Beckman, elevated from Force substitute to JFR leader, said he still, like DeJoria, has “pinch-me moments.” He said he has gotten to “spend time with the people that were 10 feet tall when I was a kid” and “ just when I think I have everything I’ve ever wished for, a bunch more cool things happen. I’m enjoying the ride thoroughly.”
Eventually, they’ll all become family to Force and to each other, maybe. But with no one named “Force” on the track for the first time, it’s just a different vibe—not less talented, by any means, but just different.
Who moved my cheese?
Reminiscent of Dr. Spencer Johnson’s 1998 book, Who Moved My Cheese, that’s aimed at the dynamics of adjusting to change, almost every NHRA team is facing new challenges and experimenting with new strategies and new personnel. And it will be fascinating to see how everything plays out this season. Drivers, crew chiefs, and sponsors are in unfamiliar places. So what does that all mean? Who knows yet?
Maddi Gordon leaves family race team for Ron Capps’ 12,000-horsepower dragster
The third-generation racer from Paso Robles, California, proved her skills both at servicing her family-owned Top Alcohol Funny Car and putting it in the winners circle. But the lure of a 12,000-horsepower dragster and a chance to learn the nuances of the sport from 76-time winner Ron Capps was too great to pass up.
“I’ve driven through the pro pits my whole life and have always admired how professional it looks, and to now be able to have my name on one of those banners and my face on one of those trailers is so cool,” she said. “There’s just so many things that are going to be a totally new experience for me this weekend. For example, I’ve never done driver intros, I’ve never raced E1 on a Sunday morning, so, it’s hard to pinpoint what all I’m looking forward to the most.” The bubbly 21-year-old should be fun to watch as she makes her debut.

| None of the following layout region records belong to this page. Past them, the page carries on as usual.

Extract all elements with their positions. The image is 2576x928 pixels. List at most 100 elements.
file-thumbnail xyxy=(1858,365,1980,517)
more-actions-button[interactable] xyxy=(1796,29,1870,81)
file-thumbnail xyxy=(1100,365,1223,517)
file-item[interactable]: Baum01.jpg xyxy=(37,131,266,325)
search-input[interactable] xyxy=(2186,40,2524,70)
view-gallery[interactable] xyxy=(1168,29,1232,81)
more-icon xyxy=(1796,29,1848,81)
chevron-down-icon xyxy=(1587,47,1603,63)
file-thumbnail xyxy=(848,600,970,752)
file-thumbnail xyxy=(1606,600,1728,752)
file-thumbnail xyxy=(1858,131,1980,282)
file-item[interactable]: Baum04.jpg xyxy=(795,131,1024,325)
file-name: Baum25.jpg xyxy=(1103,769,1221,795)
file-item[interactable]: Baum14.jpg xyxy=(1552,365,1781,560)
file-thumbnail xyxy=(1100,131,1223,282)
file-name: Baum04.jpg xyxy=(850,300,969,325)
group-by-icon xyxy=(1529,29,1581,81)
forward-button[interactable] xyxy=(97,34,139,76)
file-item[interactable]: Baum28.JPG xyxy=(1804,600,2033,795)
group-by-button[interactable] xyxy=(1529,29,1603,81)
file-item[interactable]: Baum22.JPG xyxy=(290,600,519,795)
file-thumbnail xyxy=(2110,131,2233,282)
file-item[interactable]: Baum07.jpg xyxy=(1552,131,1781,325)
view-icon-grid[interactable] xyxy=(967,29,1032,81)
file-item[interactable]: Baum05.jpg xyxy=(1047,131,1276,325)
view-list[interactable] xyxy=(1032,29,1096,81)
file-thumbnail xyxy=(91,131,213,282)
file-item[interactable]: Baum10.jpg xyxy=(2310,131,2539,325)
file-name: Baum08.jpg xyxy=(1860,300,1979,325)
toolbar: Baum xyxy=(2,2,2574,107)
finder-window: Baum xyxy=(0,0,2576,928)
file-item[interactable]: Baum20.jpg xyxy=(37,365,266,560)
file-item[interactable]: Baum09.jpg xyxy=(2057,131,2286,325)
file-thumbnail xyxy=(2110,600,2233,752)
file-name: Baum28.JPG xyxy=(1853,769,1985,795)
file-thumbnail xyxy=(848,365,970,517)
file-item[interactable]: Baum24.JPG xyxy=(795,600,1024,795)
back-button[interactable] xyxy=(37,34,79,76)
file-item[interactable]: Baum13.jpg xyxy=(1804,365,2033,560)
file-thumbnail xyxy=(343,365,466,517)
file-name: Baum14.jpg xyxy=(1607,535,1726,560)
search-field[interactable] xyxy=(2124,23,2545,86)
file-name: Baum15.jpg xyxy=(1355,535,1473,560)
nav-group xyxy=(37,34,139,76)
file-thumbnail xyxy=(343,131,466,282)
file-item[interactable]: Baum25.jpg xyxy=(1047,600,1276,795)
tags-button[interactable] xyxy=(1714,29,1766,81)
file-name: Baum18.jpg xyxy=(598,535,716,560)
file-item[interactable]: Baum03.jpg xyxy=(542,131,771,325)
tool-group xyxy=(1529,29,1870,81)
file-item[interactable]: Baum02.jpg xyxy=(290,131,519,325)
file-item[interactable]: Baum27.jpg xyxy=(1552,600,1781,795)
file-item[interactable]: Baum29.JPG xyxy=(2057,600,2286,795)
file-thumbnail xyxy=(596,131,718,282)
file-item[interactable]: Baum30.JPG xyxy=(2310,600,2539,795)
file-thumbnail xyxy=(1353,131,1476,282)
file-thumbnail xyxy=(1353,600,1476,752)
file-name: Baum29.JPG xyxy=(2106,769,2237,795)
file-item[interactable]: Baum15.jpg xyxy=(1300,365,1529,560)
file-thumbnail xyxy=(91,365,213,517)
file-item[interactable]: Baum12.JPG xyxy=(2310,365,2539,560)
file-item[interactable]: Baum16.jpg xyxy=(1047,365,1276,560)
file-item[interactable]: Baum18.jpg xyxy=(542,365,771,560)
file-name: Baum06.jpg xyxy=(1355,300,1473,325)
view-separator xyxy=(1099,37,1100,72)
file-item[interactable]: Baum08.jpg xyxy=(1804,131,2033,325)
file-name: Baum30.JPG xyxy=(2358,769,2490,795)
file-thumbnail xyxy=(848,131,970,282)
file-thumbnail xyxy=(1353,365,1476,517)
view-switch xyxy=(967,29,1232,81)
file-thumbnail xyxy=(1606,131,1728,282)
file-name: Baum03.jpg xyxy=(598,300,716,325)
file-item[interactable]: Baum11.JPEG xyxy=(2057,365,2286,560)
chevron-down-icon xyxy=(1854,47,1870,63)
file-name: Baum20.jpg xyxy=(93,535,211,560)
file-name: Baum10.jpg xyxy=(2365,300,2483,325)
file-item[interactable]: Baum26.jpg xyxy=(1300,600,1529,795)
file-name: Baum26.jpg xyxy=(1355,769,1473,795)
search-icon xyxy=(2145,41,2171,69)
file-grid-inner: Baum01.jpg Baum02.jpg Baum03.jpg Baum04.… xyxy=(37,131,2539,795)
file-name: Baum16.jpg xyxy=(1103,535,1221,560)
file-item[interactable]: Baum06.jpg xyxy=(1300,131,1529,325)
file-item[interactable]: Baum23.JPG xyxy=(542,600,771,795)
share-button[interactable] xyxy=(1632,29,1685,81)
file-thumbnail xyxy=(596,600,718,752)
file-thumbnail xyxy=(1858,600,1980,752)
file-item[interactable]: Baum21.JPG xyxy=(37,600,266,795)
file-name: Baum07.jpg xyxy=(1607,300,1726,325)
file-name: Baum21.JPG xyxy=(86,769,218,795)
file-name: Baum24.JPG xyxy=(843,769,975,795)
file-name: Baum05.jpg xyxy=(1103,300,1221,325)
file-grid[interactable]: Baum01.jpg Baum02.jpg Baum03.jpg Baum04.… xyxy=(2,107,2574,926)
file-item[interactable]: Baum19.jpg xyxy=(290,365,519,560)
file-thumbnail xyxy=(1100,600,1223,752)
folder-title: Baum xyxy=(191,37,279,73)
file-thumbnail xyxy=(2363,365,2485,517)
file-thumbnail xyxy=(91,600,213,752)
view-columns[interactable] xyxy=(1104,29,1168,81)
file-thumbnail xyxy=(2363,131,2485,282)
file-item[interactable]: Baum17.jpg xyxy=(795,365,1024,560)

Steve Torrence sitting this one out
Four-time Top Fuel champion Steve Torrence right now appears to prefer staying home in East Texas with his wife and two young daughters to criss-crossing the country, pursuing more victories and titles. He’s content, at least at the moment, with his 56 victories that have him fourth on the class’ all-time list (and just three behind No. 3 Doug Kalitta). If Torrence cared to chase records, he could tie the inactive icon Larry Dixon with six more trophies and challenge No. 2 Antron Brown (who has 65). Dad Billy Torrence is carrying the CAPCO banner all this season. Will Steve come back and join him? Only the CAPCO Boys know.
Will IHRA thrive? Will it have any impact on NHRA?
NHRA observers have been doing just that—observing—when it comes to a resurrected International Hot Rod Association. Ohio business tycoon Darryl Cuttell bought the once-thriving, once-threatening IHRA, then has proceeded to gobble up a variety of racing series and racetracks at an astonishingly rapid pace.
Racers have expressed appreciation for Cuttell providing more places to race and for treating them with respect. But the way the IHRA has hired strong people and dismissed them so quickly is giving people pause. Who knows what Cuttell’s end game is? He doesn’t make many public statements. But perhaps Shawn Reed summed up the consensus: “He spent lots of money. I think it’s great. I mean, I wish one day that the IHRA and NHRA can co-function and get along. That’d even be better. Hopefully they can just keep going full steam ahead.”